From the doctor’s perspective, I'm sure most physicians would love to spend much more time with patients. But there are only so many hours in a day. If we spend twice as long with a patient we will need exactly twice as many doctors. Healthcare is already becoming a huge burden on our economy. The solution for example, perhaps would lie in not running to the cardiologist when you get the flu and instead go to a general practitioner who is equally capable of treating your flu.
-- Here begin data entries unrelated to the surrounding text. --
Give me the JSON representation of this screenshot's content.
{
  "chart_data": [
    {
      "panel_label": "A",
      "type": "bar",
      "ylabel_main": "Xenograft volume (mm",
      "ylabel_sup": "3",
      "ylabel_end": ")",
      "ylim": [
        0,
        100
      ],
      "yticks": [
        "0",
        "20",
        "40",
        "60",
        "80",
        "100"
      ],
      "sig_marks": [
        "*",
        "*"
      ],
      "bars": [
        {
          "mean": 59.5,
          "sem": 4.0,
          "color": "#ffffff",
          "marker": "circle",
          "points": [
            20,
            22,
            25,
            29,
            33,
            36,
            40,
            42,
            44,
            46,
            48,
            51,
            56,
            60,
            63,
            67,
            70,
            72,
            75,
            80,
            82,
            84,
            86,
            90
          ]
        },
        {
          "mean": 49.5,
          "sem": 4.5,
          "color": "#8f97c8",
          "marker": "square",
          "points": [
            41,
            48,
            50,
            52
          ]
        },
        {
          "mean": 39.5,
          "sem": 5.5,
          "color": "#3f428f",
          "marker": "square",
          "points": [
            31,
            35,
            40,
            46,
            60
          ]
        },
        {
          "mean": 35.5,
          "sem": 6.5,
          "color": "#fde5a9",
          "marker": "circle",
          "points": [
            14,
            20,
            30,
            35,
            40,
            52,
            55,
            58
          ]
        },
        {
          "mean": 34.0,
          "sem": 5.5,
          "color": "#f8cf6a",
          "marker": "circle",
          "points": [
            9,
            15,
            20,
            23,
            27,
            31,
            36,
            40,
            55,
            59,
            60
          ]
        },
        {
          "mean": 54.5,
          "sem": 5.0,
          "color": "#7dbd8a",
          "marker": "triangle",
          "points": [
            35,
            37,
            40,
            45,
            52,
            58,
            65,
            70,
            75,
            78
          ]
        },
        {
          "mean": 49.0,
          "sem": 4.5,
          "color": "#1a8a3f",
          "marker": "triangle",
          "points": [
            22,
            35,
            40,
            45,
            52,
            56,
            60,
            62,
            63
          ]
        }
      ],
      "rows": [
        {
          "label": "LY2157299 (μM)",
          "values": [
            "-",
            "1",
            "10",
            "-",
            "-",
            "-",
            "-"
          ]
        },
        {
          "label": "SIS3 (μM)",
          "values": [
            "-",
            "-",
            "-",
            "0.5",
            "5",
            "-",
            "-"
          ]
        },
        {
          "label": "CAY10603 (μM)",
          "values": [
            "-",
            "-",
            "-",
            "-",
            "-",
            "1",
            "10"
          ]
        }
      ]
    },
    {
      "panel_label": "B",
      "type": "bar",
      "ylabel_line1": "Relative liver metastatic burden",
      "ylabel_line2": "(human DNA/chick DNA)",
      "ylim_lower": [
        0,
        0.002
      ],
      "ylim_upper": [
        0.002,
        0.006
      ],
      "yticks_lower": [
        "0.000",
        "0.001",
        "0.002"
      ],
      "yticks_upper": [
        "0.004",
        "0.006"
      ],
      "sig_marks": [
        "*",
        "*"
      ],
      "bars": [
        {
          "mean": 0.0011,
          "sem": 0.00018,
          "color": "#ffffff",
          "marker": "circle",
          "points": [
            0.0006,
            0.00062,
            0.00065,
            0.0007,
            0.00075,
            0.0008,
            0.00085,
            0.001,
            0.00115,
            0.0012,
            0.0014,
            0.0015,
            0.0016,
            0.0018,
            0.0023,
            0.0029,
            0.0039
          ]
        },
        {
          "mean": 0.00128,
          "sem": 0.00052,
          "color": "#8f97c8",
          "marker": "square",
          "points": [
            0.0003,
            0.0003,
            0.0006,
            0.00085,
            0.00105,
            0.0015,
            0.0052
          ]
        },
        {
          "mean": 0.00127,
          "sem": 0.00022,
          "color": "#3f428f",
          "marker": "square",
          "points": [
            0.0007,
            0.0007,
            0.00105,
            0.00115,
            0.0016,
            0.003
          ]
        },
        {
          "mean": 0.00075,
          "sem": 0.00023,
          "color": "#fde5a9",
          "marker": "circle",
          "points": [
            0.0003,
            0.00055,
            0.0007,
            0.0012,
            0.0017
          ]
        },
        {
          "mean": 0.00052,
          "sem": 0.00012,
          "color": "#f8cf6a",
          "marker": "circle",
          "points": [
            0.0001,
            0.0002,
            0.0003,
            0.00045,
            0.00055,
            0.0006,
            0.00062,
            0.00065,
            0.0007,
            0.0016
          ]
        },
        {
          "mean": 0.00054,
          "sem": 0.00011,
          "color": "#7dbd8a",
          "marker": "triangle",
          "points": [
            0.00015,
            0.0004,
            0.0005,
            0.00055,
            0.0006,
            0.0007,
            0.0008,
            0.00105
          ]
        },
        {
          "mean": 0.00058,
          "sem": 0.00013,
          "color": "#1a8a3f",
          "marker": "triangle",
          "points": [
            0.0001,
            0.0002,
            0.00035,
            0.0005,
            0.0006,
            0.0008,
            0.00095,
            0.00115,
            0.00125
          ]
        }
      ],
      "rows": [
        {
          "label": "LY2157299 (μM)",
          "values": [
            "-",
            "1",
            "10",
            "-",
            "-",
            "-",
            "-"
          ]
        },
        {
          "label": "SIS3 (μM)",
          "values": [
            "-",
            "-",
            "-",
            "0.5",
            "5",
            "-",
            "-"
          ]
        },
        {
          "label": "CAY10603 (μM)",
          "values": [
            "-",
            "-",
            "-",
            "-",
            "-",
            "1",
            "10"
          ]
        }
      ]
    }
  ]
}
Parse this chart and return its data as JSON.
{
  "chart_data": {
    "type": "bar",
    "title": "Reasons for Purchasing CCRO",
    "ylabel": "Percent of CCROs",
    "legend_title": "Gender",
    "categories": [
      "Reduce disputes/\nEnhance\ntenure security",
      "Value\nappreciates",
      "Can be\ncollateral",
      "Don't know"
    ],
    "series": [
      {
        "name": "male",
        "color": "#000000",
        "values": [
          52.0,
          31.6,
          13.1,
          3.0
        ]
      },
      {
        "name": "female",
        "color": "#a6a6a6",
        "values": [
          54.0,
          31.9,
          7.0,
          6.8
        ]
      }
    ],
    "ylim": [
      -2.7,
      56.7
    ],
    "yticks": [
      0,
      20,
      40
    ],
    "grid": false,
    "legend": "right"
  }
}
This would allow a cardiac patient in greater need of the specialist’s time to avail the necessary attention and care.
Cicero once said, “The competent physician, before he attempts to give medicine to the patient, makes himself acquainted not only with the disease, but also with the habits and constitution of the sick man." When I went to medical school, my professors in a bid to drive home the importance of observation always stressed that the diagnosis of an ailment in a patient begins the moment he/she walks in through the door of your clinic. I strongly agree. There is nothing more soothing for a patient than to have a comforting presence, a patient listener who empathizes and puts a warm arm around the shoulder when he/she is confiding their darkest fears and being completely vulnerable.
A thorough physical examination of the patient is a kind of ritual and as such should be cultivated. To be touched from head to toe gently and thoroughly, to look at the patient while he/she is talking about their symptoms or stories , to look for those subtle uncommunicated signs in their body language, to hold their hand and tell them you understand and it will be okay- this is what builds the doctor – patient relationship. The greatest offering our patients give us is their absolute faith and trust. Touch, observation and conversation are 3 vital elements to establishing a successful doctor-patient relationship. Taking the time to spend a few extra minutes taking a thorough history and examining the patient saves time in the long run and offers information unobtainable by the gamut of tests.
Don’t get me wrong. Touch should by no means inherently trump rational analysis or technology. I definitely believe technology has a powerful role to play in the improved diagnosis and treatment of our patients. What I am against however is the obsessive reliance of the healthcare community on powerful diagnostic tools completely neglecting the patient as a whole. The existence of such powerful diagnostics tools does not invalidate the doctor using his senses to get some idea of what to look for in all that data.
Technology should not deny the patient as a human being. No doubt laboratory investigations serve as a valuable tool for diagnosis, yet as physicians we must not forget that unlike the corporate honchos sitting in their plush offices and counting profits, patients are not statistics, they are human beings. Without the ability to unflinchingly gaze at your patient when they are most vulnerable, touch, show compassion and empathize, we are doing our patients a great disservice.
The clarion call of the hour is to return to our roots, to revive the dying art of history taking and the ritual of physical examination, to amalgamate the best of both worlds- a humane approach and technology for the betterment of our patients. Without this humane approach, we physicians would cease to be "healers" in the true essence of the word. Let’s use our humanity or what’s the point of having it?